Eksport do Singapuru to dla polskich firm olbrzymia szansa

08.07.2020 -

– Rząd Singapuru widzi w dostawach żywności z Polski czy Krajów regionu zwiększenie bezpieczeństwa dostaw i podniesienie konkurencyjności dla singapurskich importerów w ich negocjacjach warunków zakupu dominujących dotąd dostawców produktów spożywczych – mówi w rozmowie z serwisem portalspozywczy.pl Janusz Piechociński, prezes Izby Przemysłowo-Handlowej Polska-Azja.

Janusz Piechociński przypomina, że na mocy umowy handlowej z Unią Europejską Singapur usunie wszystkie pozostałe cła na produkty z UE i zobowiąże się do utrzymania dotychczasowego bezcłowego dostępu do rynku dla wszystkich pozostałych produktów UE.

– Umowa stwarza również nowe możliwości dla dostawców usług z UE, między innymi w sektorach takich jak telekomunikacja, ochrona środowiska, inżynieria, informatyka i transport morski. Sprawi ona również, że otoczenie biznesu będzie bardziej przewidywalne. Singapur zgodził się również na zniesienie przeszkód w handlu, oprócz ceł w kluczowych sektorach, przykładowo poprzez uznanie unijnych testów bezpieczeństwa w odniesieniu do samochodów i wielu urządzeń elektronicznych oraz uznawanie etykiet, które unijne przedsiębiorstwa stosują do wyrobów włókienniczych – mówi.

Prezes IPHPA przypomina, że w latach 2012-2015 Polska podjęła aktywną i skuteczna ekspansję na rynek Singapuru.

– Zwiększono współpracę gospodarcza, lotniczą i portową. Singapur to dopiero piąty największy partner handlowy Polski wśród państw ASEAN, podczas gdy dla całej UE jest największym. Do tego od lat w handlu z tym krajem notujemy ujemne saldo. Singapur jest 27. największym partnerem handlowym Polski poza UE. Wartość polskiego eksportu do Singapuru to 217 mln euro, podczas gdy wartość naszego importu z tego kraju wynosi 350 mln euro. W 2018 Singapur, pod względem wartości eksportu ogółem, zajmował 55. pozycję jako partner handlowy Polski, z udziałem w eksporcie Polski ogółem na poziomie 0,1% Pod względem wartości importu zajmował 46. pozycję, z udziałem w imporcie ogółem na poziomie 0,3% Dla Singapurczyków w dalszym ciągu Chopin jest pierwszym „brandem” kojarzonym z Polską – mówi.

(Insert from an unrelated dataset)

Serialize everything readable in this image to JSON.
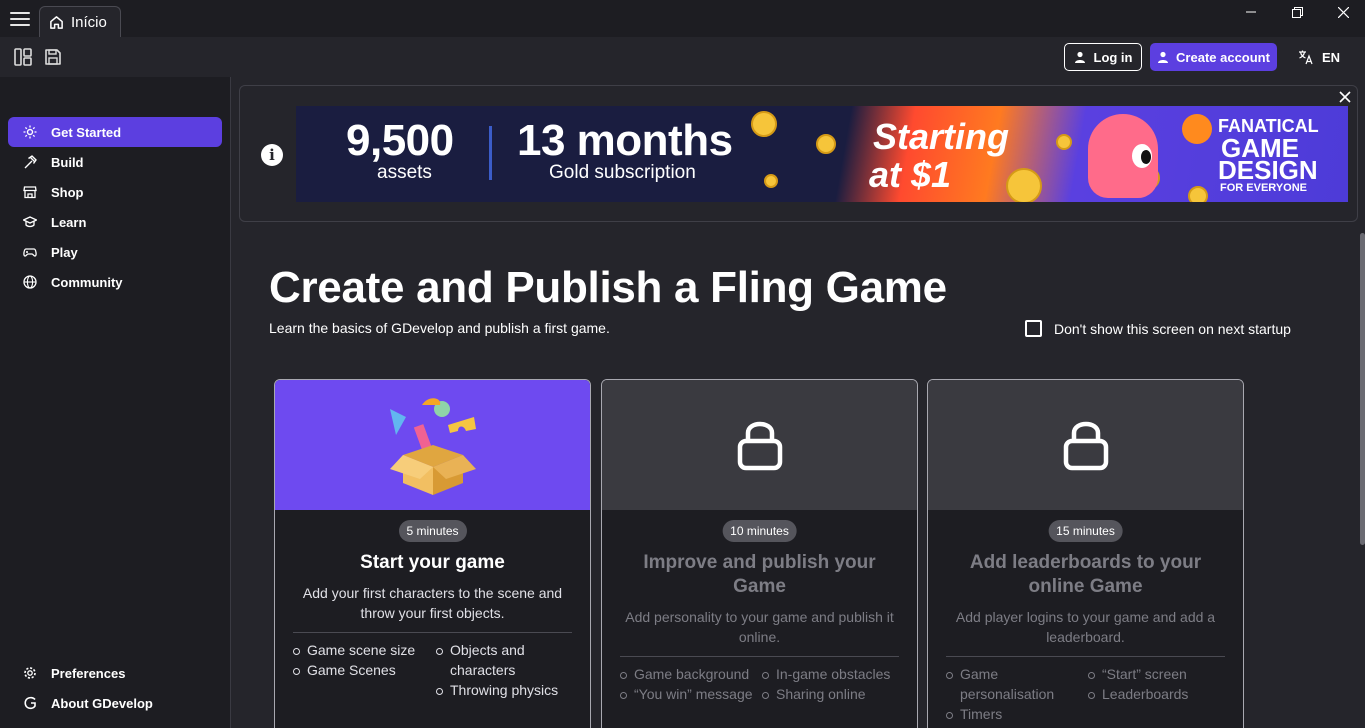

Piechociński zwraca uwagę na fakt, że Singapur sprowadza z zagranicy ponad 90% konsumowanych tam produktów spożywczych, a w wyniku pandemii Covid-19 boryka się z zakłóceniami w łańcuchach dostaw.

– Odkąd w połowie kwietnia Singapore Food Agency (SFA) – instytucja zajmująca się bezpieczeństwem żywnościowym – ogłosiła, że poszukuje nowych dostawców produktów rolnych, kontrakty eksportowe z singapurskimi dystrybutorami podpisało siedem polskich firm. 29 maja Polska i Singapur podpisały wspólne oświadczenie, w którym deklarują, że w odpowiedzi na trwającą pandemię zagwarantują szybszy przepływ towarów, co w praktyce ma pomóc Singapurowi w zagwarantowaniu sobie dostępu do podstawowych produktów – mówi.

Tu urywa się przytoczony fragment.